How would one determine solutions to the following quadratic Diophantine equation in three variables:
$$x^2 + n^2y^2 \pm n^2y = z^2$$
where n is a known integer and $x$, $y$, and $z$ are unknown positive integers to be solved.
Ideally there would be a parametric solution for $x$, $y$, and $z$.

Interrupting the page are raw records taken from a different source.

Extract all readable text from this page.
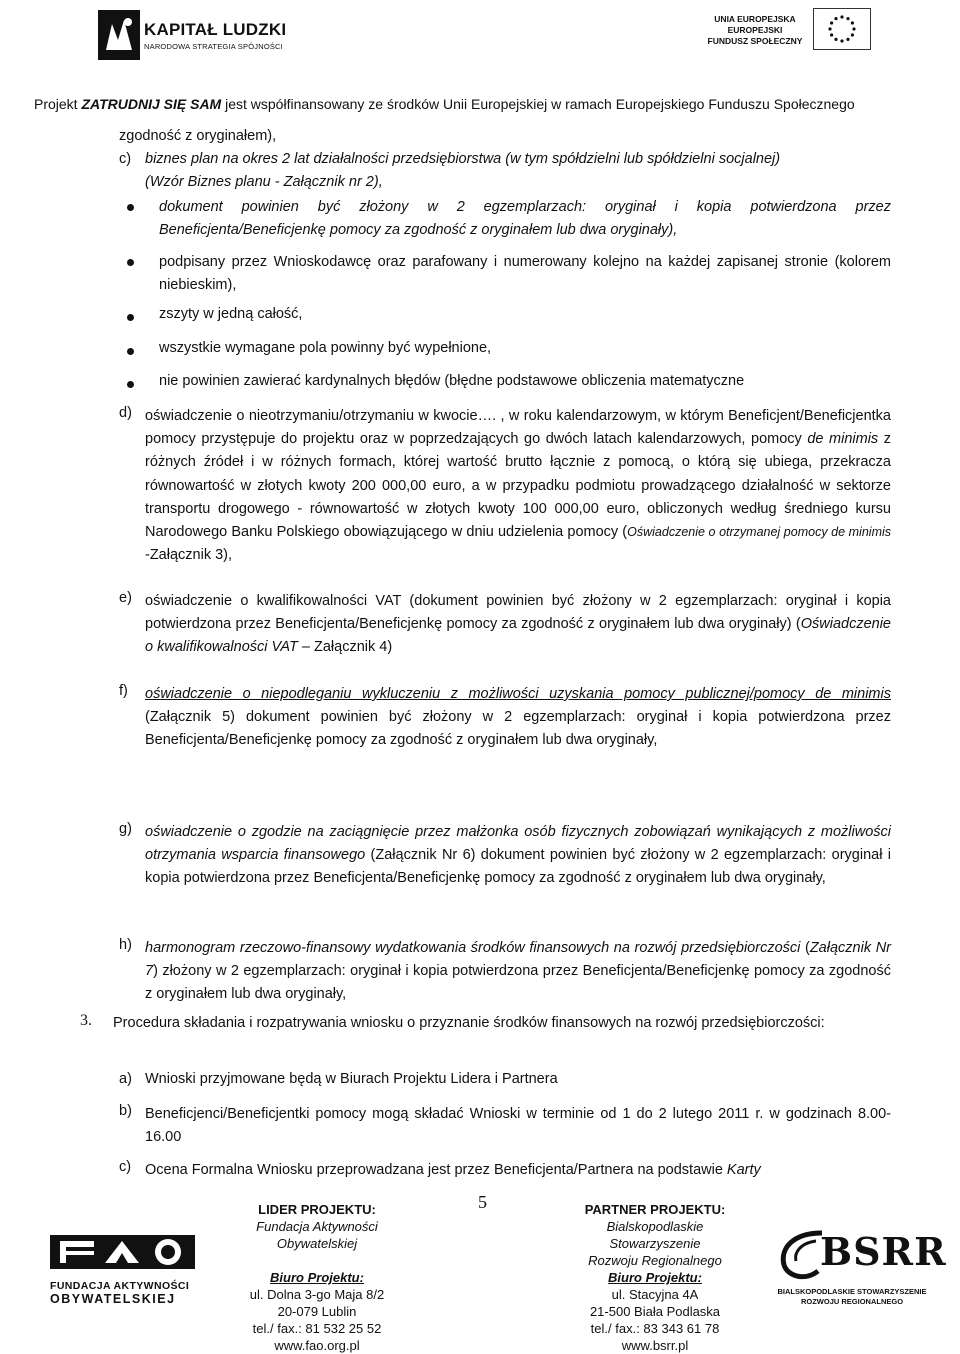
KAPITAŁ LUDZKI
NARODOWA STRATEGIA SPÓJNOŚCI
UNIA EUROPEJSKA
EUROPEJSKI
FUNDUSZ SPOŁECZNY
Projekt ZATRUDNIJ SIĘ SAM jest współfinansowany ze środków Unii Europejskiej w ramach Europejskiego Funduszu Społecznego
zgodność z oryginałem),
c) biznes plan na okres 2 lat działalności przedsiębiorstwa (w tym spółdzielni lub spółdzielni socjalnej)
(Wzór Biznes planu - Załącznik nr 2),
dokument powinien być złożony w 2 egzemplarzach: oryginał i kopia potwierdzona przez Beneficjenta/Beneficjenkę pomocy za zgodność z oryginałem lub dwa oryginały),
podpisany przez Wnioskodawcę oraz parafowany i numerowany kolejno na każdej zapisanej stronie (kolorem niebieskim),
zszyty w jedną całość,
wszystkie wymagane pola powinny być wypełnione,
nie powinien zawierać kardynalnych błędów (błędne podstawowe obliczenia matematyczne
d) oświadczenie o nieotrzymaniu/otrzymaniu w kwocie…. , w roku kalendarzowym, w którym Beneficjent/Beneficjentka pomocy przystępuje do projektu oraz w poprzedzających go dwóch latach kalendarzowych, pomocy de minimis z różnych źródeł i w różnych formach, której wartość brutto łącznie z pomocą, o którą się ubiega, przekracza równowartość w złotych kwoty 200 000,00 euro, a w przypadku podmiotu prowadzącego działalność w sektorze transportu drogowego - równowartość w złotych kwoty 100 000,00 euro, obliczonych według średniego kursu Narodowego Banku Polskiego obowiązującego w dniu udzielenia pomocy (Oświadczenie o otrzymanej pomocy de minimis -Załącznik 3),
e) oświadczenie o kwalifikowalności VAT (dokument powinien być złożony w 2 egzemplarzach: oryginał i kopia potwierdzona przez Beneficjenta/Beneficjenkę pomocy za zgodność z oryginałem lub dwa oryginały) (Oświadczenie o kwalifikowalności VAT – Załącznik 4)
f) oświadczenie o niepodleganiu wykluczeniu z możliwości uzyskania pomocy publicznej/pomocy de minimis (Załącznik 5) dokument powinien być złożony w 2 egzemplarzach: oryginał i kopia potwierdzona przez Beneficjenta/Beneficjenkę pomocy za zgodność z oryginałem lub dwa oryginały,
g) oświadczenie o zgodzie na zaciągnięcie przez małżonka osób fizycznych zobowiązań wynikających z możliwości otrzymania wsparcia finansowego (Załącznik Nr 6) dokument powinien być złożony w 2 egzemplarzach: oryginał i kopia potwierdzona przez Beneficjenta/Beneficjenkę pomocy za zgodność z oryginałem lub dwa oryginały,
h) harmonogram rzeczowo-finansowy wydatkowania środków finansowych na rozwój przedsiębiorczości (Załącznik Nr 7) złożony w 2 egzemplarzach: oryginał i kopia potwierdzona przez Beneficjenta/Beneficjenkę pomocy za zgodność z oryginałem lub dwa oryginały,
3. Procedura składania i rozpatrywania wniosku o przyznanie środków finansowych na rozwój przedsiębiorczości:
a) Wnioski przyjmowane będą w Biurach Projektu Lidera i Partnera
b) Beneficjenci/Beneficjentki pomocy mogą składać Wnioski w terminie od 1 do 2 lutego 2011 r. w godzinach 8.00-16.00
c) Ocena Formalna Wniosku przeprowadzana jest przez Beneficjenta/Partnera na podstawie Karty
5
FUNDACJA AKTYWNOŚCI
OBYWATELSKIEJ
LIDER PROJEKTU:
Fundacja Aktywności
Obywatelskiej

Biuro Projektu:
ul. Dolna 3-go Maja 8/2
20-079 Lublin
tel./ fax.: 81 532 25 52
www.fao.org.pl
PARTNER PROJEKTU:
Bialskopodlaskie
Stowarzyszenie
Rozwoju Regionalnego

Biuro Projektu:
ul. Stacyjna 4A
21-500 Biała Podlaska
tel./ fax.: 83 343 61 78
www.bsrr.pl
BSRR
BIALSKOPODLASKIE STOWARZYSZENIE
ROZWOJU REGIONALNEGO
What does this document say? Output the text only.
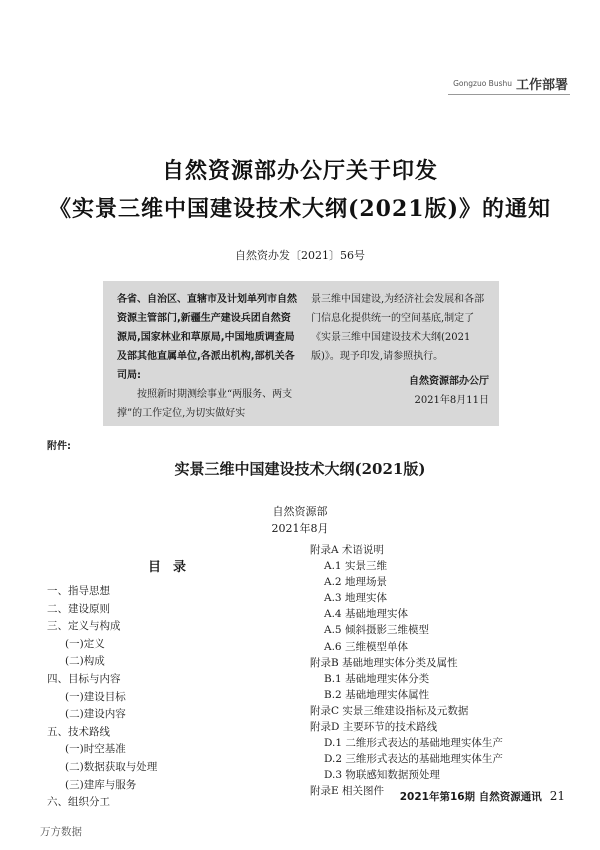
Gongzuo Bushu 工作部署
自然资源部办公厅关于印发
《实景三维中国建设技术大纲(2021版)》的通知
自然资办发〔2021〕56号
各省、自治区、直辖市及计划单列市自然资源主管部门,新疆生产建设兵团自然资源局,国家林业和草原局,中国地质调查局及部其他直属单位,各派出机构,部机关各司局:
按照新时期测绘事业“两服务、两支撑”的工作定位,为切实做好实
景三维中国建设,为经济社会发展和各部门信息化提供统一的空间基底,制定了《实景三维中国建设技术大纲(2021版)》。现予印发,请参照执行。
自然资源部办公厅
2021年8月11日
附件:
实景三维中国建设技术大纲(2021版)
自然资源部
2021年8月
目录
一、指导思想
二、建设原则
三、定义与构成
(一)定义
(二)构成
四、目标与内容
(一)建设目标
(二)建设内容
五、技术路线
(一)时空基准
(二)数据获取与处理
(三)建库与服务
六、组织分工
附录A 术语说明
A.1 实景三维
A.2 地理场景
A.3 地理实体
A.4 基础地理实体
A.5 倾斜摄影三维模型
A.6 三维模型单体
附录B 基础地理实体分类及属性
B.1 基础地理实体分类
B.2 基础地理实体属性
附录C 实景三维建设指标及元数据
附录D 主要环节的技术路线
D.1 二维形式表达的基础地理实体生产
D.2 三维形式表达的基础地理实体生产
D.3 物联感知数据预处理
附录E 相关图件	2021年第16期 自然资源通讯 21
万方数据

[Note that the expression $y^2 + y$ must be an integer from the series {2, 6, 12, 20, 30, 42 …} and so can be written as either $y^2 + y$ or $y^2 – y$ (e.g., 12 = $3^2 + 3$ and 12 = $4^2 – 4$). So I have written this as +/- in the equation above.]
Thanks,
Best Answer
Considering this as a quadratic in $y$, it is sufficient (and necessary) that
$n^4 - 4n^2(x^2-z^2)$ is a perfect square.
i.e.
$n^2 - 4(x^2 - z^2)$ is a perfect square, say $q^2$.
Rewriting gives us
$(n-q)(n+q) = 4 (x^2 - z^2)$
If $n=2k$ is even, then $q$ needs to be even too (say $2m$) and
$(k-m)(k+m) = (x-z)(x+z)$
If $n=2k+1$ is odd, then $q$ needs to be odd too (say $2m+1$) and
$(k-m)(k+m+1) = (x-z)(x+z)$
Thus you can pick any $m$, and try to factor the left hand side above (choosing the right one depending on the parity of $n$) into two terms of the same parity.